Saturday, July 24, 2010

Review: "The Bright Side of Disaster" by Katherine Center

Jenny Harris is days away from giving birth to her first child when her fiance leaves to get cigarettes and doesn't come back. The next day she finds a note in the kitchen and discovers that she'll be facing motherhood alone. After spending the day ranting and raving and crying she goes into labour, and that night her daughter, Maxie, is born.

Suddenly Jenny is plunged into the world of sleep deprivation, sore boobs, spit up on her shirt and explosive baby bowel movements. Thank goodness she has her mother to help her, not to mention the friendship of her handsome new neighbor, Gardner, who has an amazing way with crying babies. Jenny navigates this strange new world with bravery, and she may even be falling in love, when her ex, Dean, makes a surprise appearance on her doorstep. She's left to make a decision: does she remain in her unhappy yet familiar relationship, or does she take the frightening steps towards true happiness?

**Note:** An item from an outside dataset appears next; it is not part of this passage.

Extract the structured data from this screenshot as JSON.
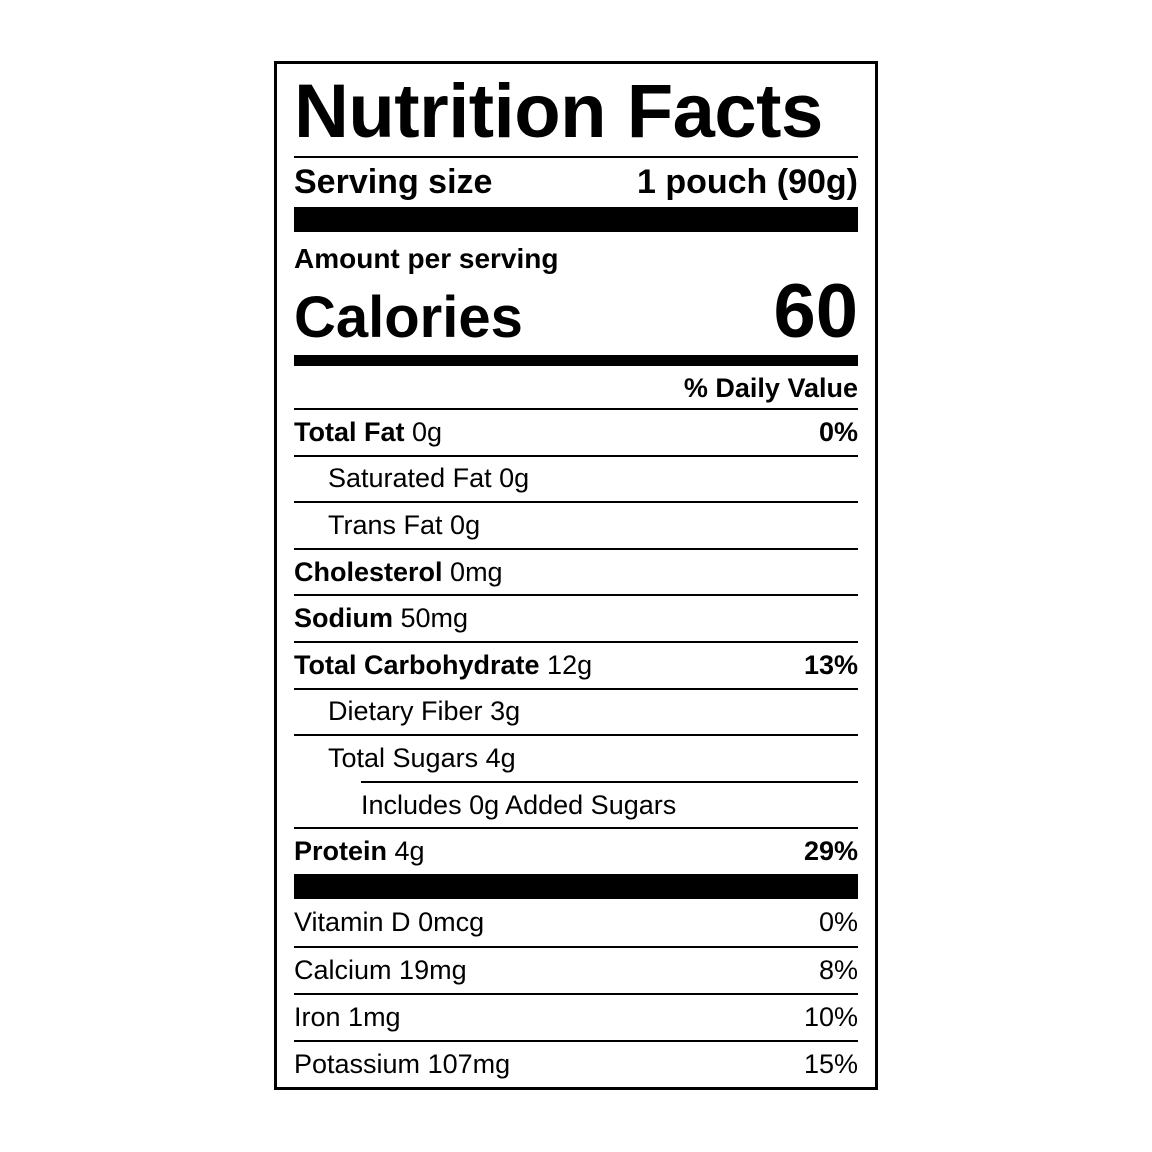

I recently read Katherine Center's most recent release, Get Lucky, and enjoyed it so much that I decided to go back and read her debut book. Center has once again created a character that I was rooting for from the beginning. Jenny has been stuck in a relationship with a selfish man-child for so long that she doesn't realize the damage that he's doing to her self-esteem. She's just so happy to be headed towards the things that she wants in her adult life- marriage and children- that she's willing to settle for a man who is less than what she deserves. When Dean leaves her it's the best thing that could have happened- suddenly she's doing things alone, and hopefully she'll learn that she doesn't need him (or any man) to be truly happy. This new and improved Jenny shines through in the last part of the book, and I was happy for her personal revelations.

The Bright Side of Disaster doesn't glamorize new motherhood either. I always think that it's funny when books portray new motherhood as something easy and effortless. For some this may be the case, but for most of us new motherhood is filled with exhaustion, sleepless nights, babies who just won't stop crying and explosive diapers. That's not to say that there isn't extreme joy when it comes to having infants, but that there is a big learning curve.

I did have one small critism of the book, but it's minor. After Dean leaves, Dean's parents decide to support Jenny financially so that she doesn't have to work. After Dean's parents decide to stop supporting Jenny and the baby, her father steps in and hands her a large cheque. These gestures filled in the plot holes of how Jenny could afford to stay at home with the baby without having a job, but they weren't realistic. I was a single mom and I can assure you that nobody stepped in and handed me large amounts of money when my boyfriend at the time decided that he wasn't ready to be a father.

Overall, The Bright Side of Disaster was a fun book, filled with the realities of motherhood and laugh-out-loud moments. Jenny's journey towards discovering her own self-worth was a pleasure to read. If you haven't had the chance to read this one, it would make a great addition to your beach bag!

Rating: 4 stars out of 5
Recommended to: Fans of women's fiction
Challenges: 2010 100+ Reading Challenge, 2010 Support Your Local Library Challenge

I borrowed this book from the Norfolk County Public Library.


  1. I remember well those early days of motherhood, and can't imagine having to do it on my own. Except for the parts you noted this sounds like a realistic depiction of new motherhood.

  2. I meant to read this one but never did. Thanks for the great review.

  3. This is on my tbr list. I've read Center's other books and really enjoyed them. Nice review!